Thursday, October 02, 2008

"But, but... they really did make a KitKat advert..."

The Daily Mail is a little flushed with the news that a bloke - a "civil servant", apparently - is being charged with crimes arising from writing fanfic.

Admittedly, his fanfic was extreme - as the Mail painstakingly details:

Walker is accused of posting the article on a fantasy porn website.

It allegedly described in detail the kidnap, mutilation, rape and murder of Girls Aloud members Cheryl Cole, Nadine Coyle, Sarah Harding, Nicola Roberts and Kimberley Walsh.

Unpleasant, certainly, but is it pornographic? To the point where it requires prosecution rather than, say, the suggestion the author might like to nip out and meet some actual women to talk to?

And isn't there a slight suspicion that the prosecution has been arrived at not because of the content of the stories, but because of the characters? There are lots of tales of kidnap, rape and murder written that don't attract this sort of attention from the police. It's not entirely comfortable to picture people sitting down writing stories about real people being raped and dismembered for fun, but if the worry is that that person is obsessing over a pop star, shouldn't that be the focus of response rather than going "and it's lewd, too, so you're going to court, young fellermelad"?

The Mail seems a bit confused about what it is the accused has actually done:
A civil servant is being prosecuted under the Obscene Publications Act for a blog in which he allegedly details the kidnap and murder of Girls Aloud.

So, it was a blog, was it?

Oh... maybe not:
Walker is accused of posting the article on a fantasy porn website.

So it was an article, then?
Headlined 'Girls (Scream) Aloud' it is said to have run to 12 pages.

Although, admittedly, they do have the margins set incredibly widely on the Northcliffe House printers these days.

Maybe the Mail should hire someone to write technology-related stories for them - twelve pages? Of what? A4? A5?

The Mail rounds off its coverage - and I'm using 'round off' in the sense of 'pads out' - with the biggest ragbag of background information imaginable. It's perhaps the only time the wording of the 1959 Obscene Publication Act has shared space with a brief explanation of the mechanism employed by Popstars: The Rival to arrive at a winner.

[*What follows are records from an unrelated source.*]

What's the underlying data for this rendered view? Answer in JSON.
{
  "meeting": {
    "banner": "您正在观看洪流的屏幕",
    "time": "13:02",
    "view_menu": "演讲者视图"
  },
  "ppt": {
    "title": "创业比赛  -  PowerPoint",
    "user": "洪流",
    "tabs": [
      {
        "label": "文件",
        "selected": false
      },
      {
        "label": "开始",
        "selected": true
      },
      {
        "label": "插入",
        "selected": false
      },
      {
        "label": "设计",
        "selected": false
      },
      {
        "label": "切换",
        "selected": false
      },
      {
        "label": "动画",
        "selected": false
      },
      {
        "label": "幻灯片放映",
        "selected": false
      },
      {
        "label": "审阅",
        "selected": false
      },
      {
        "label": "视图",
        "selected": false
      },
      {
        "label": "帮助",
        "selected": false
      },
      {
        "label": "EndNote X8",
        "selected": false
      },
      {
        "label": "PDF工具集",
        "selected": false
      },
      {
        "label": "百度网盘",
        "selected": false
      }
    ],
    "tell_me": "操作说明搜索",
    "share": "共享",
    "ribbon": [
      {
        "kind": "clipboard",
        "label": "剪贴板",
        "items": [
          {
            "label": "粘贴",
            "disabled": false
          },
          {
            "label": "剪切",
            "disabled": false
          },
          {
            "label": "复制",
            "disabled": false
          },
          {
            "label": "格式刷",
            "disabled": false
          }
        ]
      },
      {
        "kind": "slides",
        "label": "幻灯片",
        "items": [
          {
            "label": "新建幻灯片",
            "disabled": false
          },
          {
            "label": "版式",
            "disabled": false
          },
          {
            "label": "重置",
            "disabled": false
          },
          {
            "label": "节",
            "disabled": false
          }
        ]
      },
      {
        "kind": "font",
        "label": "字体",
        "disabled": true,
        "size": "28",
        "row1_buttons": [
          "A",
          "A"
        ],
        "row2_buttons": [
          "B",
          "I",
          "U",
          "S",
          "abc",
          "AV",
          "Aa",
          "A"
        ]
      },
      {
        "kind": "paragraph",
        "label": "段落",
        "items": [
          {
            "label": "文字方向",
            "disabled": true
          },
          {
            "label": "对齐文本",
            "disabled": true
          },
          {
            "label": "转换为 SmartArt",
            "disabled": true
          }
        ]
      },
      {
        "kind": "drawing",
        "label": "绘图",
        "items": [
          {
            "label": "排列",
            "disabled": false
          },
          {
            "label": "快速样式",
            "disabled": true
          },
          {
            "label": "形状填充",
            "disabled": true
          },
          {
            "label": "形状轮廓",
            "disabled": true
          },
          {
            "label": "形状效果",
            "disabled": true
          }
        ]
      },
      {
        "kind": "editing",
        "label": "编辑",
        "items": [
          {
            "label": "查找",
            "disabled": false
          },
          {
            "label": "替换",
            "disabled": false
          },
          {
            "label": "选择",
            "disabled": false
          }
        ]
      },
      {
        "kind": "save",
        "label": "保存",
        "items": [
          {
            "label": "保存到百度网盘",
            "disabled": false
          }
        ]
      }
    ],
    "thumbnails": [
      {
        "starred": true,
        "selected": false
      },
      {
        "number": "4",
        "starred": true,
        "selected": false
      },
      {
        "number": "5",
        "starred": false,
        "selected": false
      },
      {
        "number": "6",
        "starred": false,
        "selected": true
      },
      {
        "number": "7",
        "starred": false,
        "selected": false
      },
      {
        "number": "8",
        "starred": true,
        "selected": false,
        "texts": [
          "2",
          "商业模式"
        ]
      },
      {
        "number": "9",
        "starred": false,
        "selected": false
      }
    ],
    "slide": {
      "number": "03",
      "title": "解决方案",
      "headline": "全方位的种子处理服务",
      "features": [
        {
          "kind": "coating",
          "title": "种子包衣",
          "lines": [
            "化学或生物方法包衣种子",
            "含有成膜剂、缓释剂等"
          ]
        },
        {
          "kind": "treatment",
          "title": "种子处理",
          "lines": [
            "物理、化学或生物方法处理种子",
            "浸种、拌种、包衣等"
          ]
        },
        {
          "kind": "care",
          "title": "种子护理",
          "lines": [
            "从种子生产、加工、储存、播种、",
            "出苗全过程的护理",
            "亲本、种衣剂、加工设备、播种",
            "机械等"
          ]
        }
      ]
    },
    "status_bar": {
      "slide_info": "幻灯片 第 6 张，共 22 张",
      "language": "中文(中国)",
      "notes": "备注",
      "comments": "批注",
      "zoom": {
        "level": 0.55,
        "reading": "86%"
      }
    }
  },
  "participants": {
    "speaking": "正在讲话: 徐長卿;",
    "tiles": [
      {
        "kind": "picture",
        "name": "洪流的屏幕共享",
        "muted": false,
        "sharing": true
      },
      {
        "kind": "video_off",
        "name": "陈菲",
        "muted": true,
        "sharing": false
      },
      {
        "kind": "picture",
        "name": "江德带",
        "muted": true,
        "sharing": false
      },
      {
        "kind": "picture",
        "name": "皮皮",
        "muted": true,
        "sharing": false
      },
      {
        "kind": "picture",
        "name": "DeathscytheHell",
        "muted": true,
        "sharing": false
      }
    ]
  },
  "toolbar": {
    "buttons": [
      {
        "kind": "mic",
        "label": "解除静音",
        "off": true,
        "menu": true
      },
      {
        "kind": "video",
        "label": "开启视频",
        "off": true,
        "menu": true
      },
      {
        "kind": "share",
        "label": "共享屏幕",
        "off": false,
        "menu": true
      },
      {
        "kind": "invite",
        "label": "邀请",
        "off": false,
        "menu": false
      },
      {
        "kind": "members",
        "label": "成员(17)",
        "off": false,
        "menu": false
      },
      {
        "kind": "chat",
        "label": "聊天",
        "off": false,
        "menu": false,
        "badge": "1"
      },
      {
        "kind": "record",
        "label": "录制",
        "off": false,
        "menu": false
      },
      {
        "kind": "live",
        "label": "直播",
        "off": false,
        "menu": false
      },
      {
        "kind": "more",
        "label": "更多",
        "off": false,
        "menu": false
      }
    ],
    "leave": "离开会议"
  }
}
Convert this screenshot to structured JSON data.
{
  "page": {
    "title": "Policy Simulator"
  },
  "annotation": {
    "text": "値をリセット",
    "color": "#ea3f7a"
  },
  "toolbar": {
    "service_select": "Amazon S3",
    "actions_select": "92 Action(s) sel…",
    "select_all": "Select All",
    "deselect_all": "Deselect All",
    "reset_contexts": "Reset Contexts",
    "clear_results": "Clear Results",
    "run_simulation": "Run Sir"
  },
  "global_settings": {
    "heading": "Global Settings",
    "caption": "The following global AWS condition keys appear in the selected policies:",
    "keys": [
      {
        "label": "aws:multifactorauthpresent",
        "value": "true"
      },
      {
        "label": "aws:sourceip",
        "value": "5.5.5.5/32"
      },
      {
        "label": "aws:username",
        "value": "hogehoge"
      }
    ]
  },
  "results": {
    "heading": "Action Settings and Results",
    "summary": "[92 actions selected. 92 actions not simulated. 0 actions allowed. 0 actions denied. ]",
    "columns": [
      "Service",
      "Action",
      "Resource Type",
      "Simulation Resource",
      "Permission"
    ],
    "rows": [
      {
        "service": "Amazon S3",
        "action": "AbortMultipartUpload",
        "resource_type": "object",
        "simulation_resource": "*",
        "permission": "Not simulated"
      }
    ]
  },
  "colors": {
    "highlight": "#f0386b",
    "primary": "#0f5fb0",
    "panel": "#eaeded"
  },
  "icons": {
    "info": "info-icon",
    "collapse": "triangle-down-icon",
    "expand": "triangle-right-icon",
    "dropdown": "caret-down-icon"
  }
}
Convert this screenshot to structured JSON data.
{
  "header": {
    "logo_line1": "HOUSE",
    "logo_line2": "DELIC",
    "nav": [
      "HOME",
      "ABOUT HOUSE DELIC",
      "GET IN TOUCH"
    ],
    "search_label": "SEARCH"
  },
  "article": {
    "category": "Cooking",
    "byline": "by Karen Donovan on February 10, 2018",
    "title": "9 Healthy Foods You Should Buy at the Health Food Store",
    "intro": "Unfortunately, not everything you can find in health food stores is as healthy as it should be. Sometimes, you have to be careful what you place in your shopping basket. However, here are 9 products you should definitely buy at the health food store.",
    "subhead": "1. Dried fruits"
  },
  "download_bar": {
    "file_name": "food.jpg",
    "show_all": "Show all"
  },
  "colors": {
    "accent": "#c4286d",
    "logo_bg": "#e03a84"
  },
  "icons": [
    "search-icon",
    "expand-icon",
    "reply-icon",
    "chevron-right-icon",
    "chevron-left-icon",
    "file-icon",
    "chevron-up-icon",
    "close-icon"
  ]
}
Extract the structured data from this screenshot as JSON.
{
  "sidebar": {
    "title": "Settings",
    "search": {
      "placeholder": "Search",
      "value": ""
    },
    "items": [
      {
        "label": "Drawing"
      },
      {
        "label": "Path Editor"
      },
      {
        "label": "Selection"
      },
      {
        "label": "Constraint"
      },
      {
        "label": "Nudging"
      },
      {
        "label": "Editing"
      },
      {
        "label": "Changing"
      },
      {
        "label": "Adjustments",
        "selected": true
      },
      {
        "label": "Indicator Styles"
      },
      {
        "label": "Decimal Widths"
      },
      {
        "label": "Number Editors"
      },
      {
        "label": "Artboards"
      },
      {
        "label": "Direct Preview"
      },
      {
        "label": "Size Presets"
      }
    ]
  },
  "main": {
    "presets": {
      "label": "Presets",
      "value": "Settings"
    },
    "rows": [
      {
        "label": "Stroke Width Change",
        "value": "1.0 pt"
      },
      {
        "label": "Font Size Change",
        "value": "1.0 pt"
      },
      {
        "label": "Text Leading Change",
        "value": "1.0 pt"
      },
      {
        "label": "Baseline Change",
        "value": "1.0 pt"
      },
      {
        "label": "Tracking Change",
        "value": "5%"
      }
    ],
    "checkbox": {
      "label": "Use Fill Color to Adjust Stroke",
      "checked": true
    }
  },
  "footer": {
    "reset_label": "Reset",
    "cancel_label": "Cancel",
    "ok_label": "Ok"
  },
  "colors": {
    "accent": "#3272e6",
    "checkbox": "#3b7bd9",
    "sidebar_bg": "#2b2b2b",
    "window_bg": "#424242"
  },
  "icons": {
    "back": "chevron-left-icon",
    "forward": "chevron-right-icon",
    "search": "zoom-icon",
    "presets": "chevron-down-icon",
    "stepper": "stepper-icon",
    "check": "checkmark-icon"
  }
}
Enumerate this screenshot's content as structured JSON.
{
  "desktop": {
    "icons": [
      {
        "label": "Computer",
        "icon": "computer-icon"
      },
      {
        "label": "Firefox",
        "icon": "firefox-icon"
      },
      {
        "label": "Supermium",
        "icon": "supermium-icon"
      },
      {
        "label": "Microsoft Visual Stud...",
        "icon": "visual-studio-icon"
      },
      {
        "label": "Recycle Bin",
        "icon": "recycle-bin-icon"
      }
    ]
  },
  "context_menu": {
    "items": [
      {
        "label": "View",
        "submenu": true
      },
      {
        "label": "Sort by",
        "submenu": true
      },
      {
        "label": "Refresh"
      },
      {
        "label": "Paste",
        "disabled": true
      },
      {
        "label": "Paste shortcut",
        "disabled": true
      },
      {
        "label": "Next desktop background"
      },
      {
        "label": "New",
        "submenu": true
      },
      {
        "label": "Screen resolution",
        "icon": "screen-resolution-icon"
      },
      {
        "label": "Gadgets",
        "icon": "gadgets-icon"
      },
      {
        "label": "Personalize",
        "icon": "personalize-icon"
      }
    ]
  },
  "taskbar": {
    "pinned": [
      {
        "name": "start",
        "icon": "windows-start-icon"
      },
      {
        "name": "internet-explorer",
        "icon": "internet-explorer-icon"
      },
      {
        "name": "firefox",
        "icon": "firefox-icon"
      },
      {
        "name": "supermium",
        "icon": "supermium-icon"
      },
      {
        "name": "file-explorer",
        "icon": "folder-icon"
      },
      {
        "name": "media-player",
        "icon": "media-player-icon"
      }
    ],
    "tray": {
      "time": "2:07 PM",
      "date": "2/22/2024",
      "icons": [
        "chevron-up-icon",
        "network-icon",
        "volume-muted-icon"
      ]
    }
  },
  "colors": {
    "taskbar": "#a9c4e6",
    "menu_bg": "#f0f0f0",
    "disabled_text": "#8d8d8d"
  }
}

Somewhat oddly, then, an article which is supposedly about online obscenity ends with this:
They reached Number One in the charts with their debut single Sound Of The Underground and have had 18 consecutive Top 10 singles - a record.

There's a lingering suspicion that the Mail might be attempting to explain that a "single" is also known as a record, rather than reporting the band's entry into the Guinness Book.